None of these devices would be possible without the advances in automated manufacturing. Yet, for whatever reason, these robots do not strike fear into the heart of the masses. Why should the humanoid form frighten us so?
Footage of various tests performed on these robots is what receives the largest reaction. Watching a humanoid form being pushed down, or a four-legged, dog-like robot kicked for no other reason than to see how the robot reacts to the sudden and unexpected force, fills viewers with sympathy. Watching a conversation where Jia Jia seems utterly subservient to her creators has even conjured feelings of sexism. After all, these robots are becoming more and more like the familiar forms of our loved ones.
It’s important to distinguish these tests from outright abuse, as the robots need to be tested for the reaction to such chaotic events. The robot must fall to learn to pick itself back up; it needs to know how to recover from dropping the object it was carrying.
Imagine you were carrying a bag of heavy groceries and the bag ripped open. Would you continue walking like nothing happened, unaware of the sudden loss of weight? No, you would stop, collect your items and carry on. The robots need to “learn” these lessons, too, or at the very least not tip over after such an event. If we are to make robots more familiar in appearance, we will need to continue studying and implementing some of our society’s nuances like facial expressions and tone of voice.
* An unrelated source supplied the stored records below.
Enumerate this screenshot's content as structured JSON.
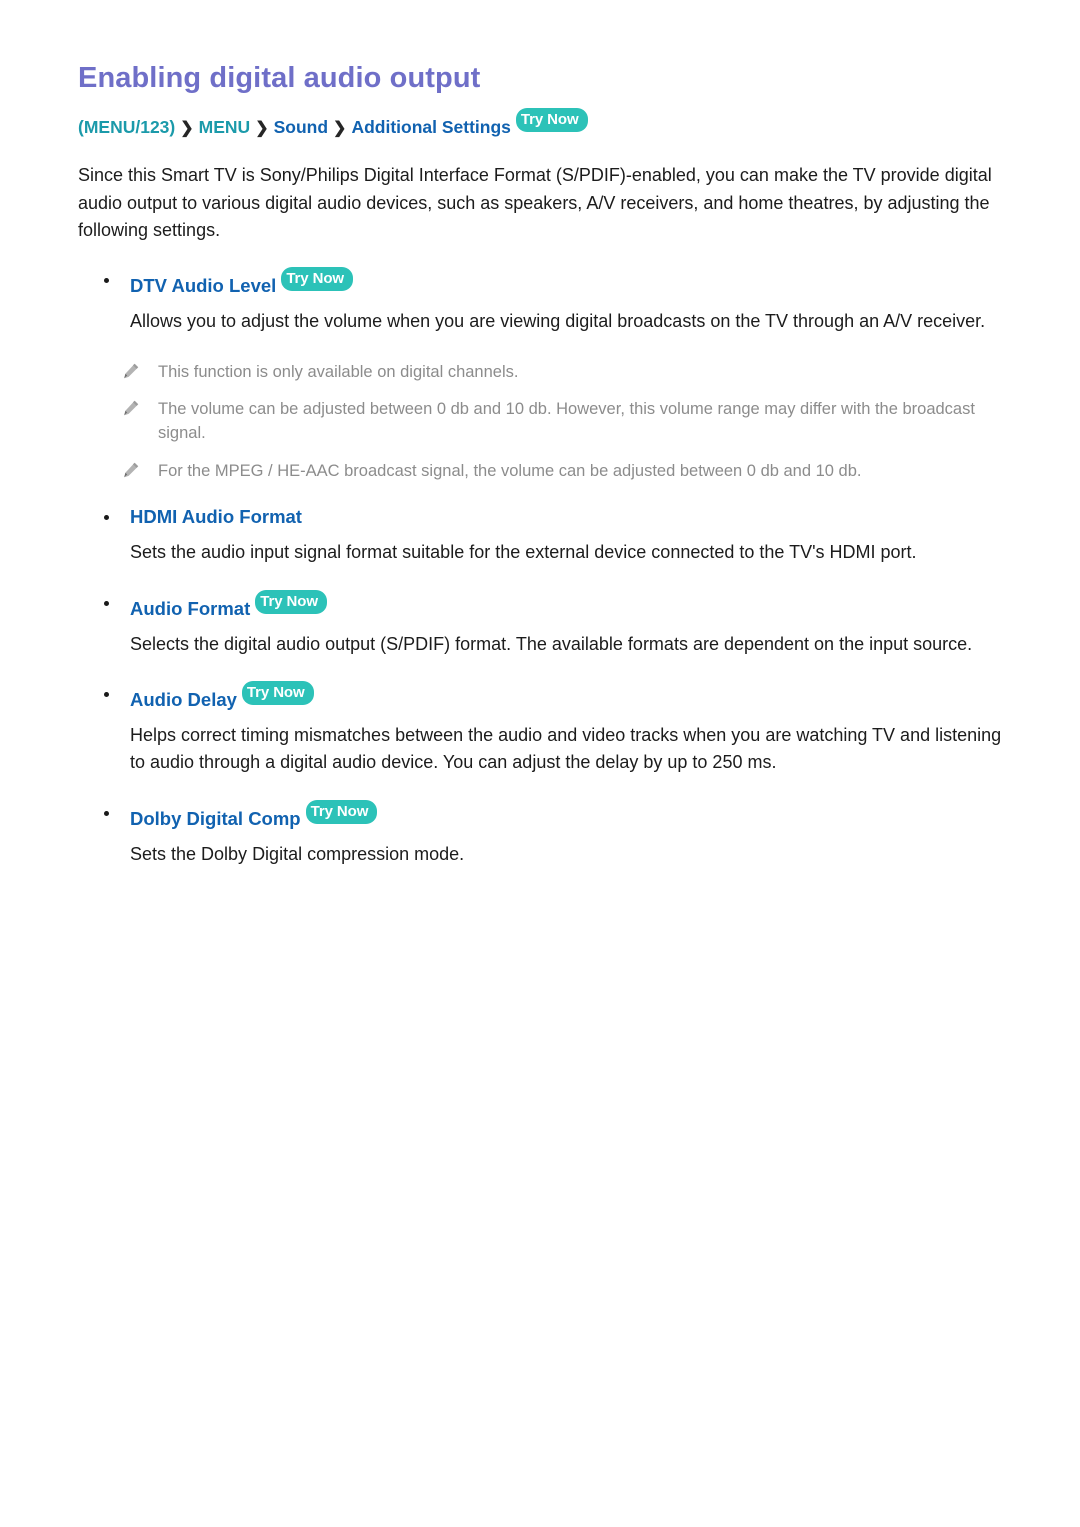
{
  "page": {
    "title": "Enabling digital audio output"
  },
  "breadcrumb": {
    "menu123": "(MENU/123)",
    "sep1": "❯",
    "menu": "MENU",
    "sep2": "❯",
    "sound": "Sound",
    "sep3": "❯",
    "additional_settings": "Additional Settings",
    "try_now": "Try Now"
  },
  "intro": "Since this Smart TV is Sony/Philips Digital Interface Format (S/PDIF)-enabled, you can make the TV provide digital audio output to various digital audio devices, such as speakers, A/V receivers, and home theatres, by adjusting the following settings.",
  "sections": [
    {
      "label": "DTV Audio Level",
      "try_now": "Try Now",
      "description": "Allows you to adjust the volume when you are viewing digital broadcasts on the TV through an A/V receiver.",
      "notes": [
        "This function is only available on digital channels.",
        "The volume can be adjusted between 0 db and 10 db. However, this volume range may differ with the broadcast signal.",
        "For the MPEG / HE-AAC broadcast signal, the volume can be adjusted between 0 db and 10 db."
      ]
    },
    {
      "label": "HDMI Audio Format",
      "try_now": "",
      "description": "Sets the audio input signal format suitable for the external device connected to the TV's HDMI port.",
      "notes": []
    },
    {
      "label": "Audio Format",
      "try_now": "Try Now",
      "description": "Selects the digital audio output (S/PDIF) format. The available formats are dependent on the input source.",
      "notes": []
    },
    {
      "label": "Audio Delay",
      "try_now": "Try Now",
      "description": "Helps correct timing mismatches between the audio and video tracks when you are watching TV and listening to audio through a digital audio device. You can adjust the delay by up to 250 ms.",
      "notes": []
    },
    {
      "label": "Dolby Digital Comp",
      "try_now": "Try Now",
      "description": "Sets the Dolby Digital compression mode.",
      "notes": []
    }
  ],
  "colors": {
    "title": "#6f6fc8",
    "heading_blue": "#1162b0",
    "breadcrumb_teal": "#1b9aaa",
    "badge_teal": "#2cc2b8",
    "note_gray": "#8c8c8c",
    "body": "#1c1c1c"
  },
  "icons": {
    "pencil": "pencil-icon",
    "chevron": "chevron-right-icon"
  }
}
As long as this technology continues to progress from a strictly non-weaponized perspective, there’s nothing to fear. As a master’s student at Santa Clara University, I recently had a discussion with several undergraduate engineering students who, for a junior design project, had designed an elaborate clamp device to allow aid animals to more easily open doors for their masters.
Imagine how much more convenient this solution could be with a robot like Atlas, Schaft or Jia Jia. Individuals in wheelchairs could more easily have doors opened for them, heavy packages moved for them and so on. This sort of development in robotics has potential to revolutionize caretaking services. A lot of good can come from these technological advancements, so let us not shy from these benefits simply because we are scared of a “robotic overlord.”
Scott Hunter is a master’s student at Santa Clara University studying mechanical engineering with a focus in robotics and mechatronics.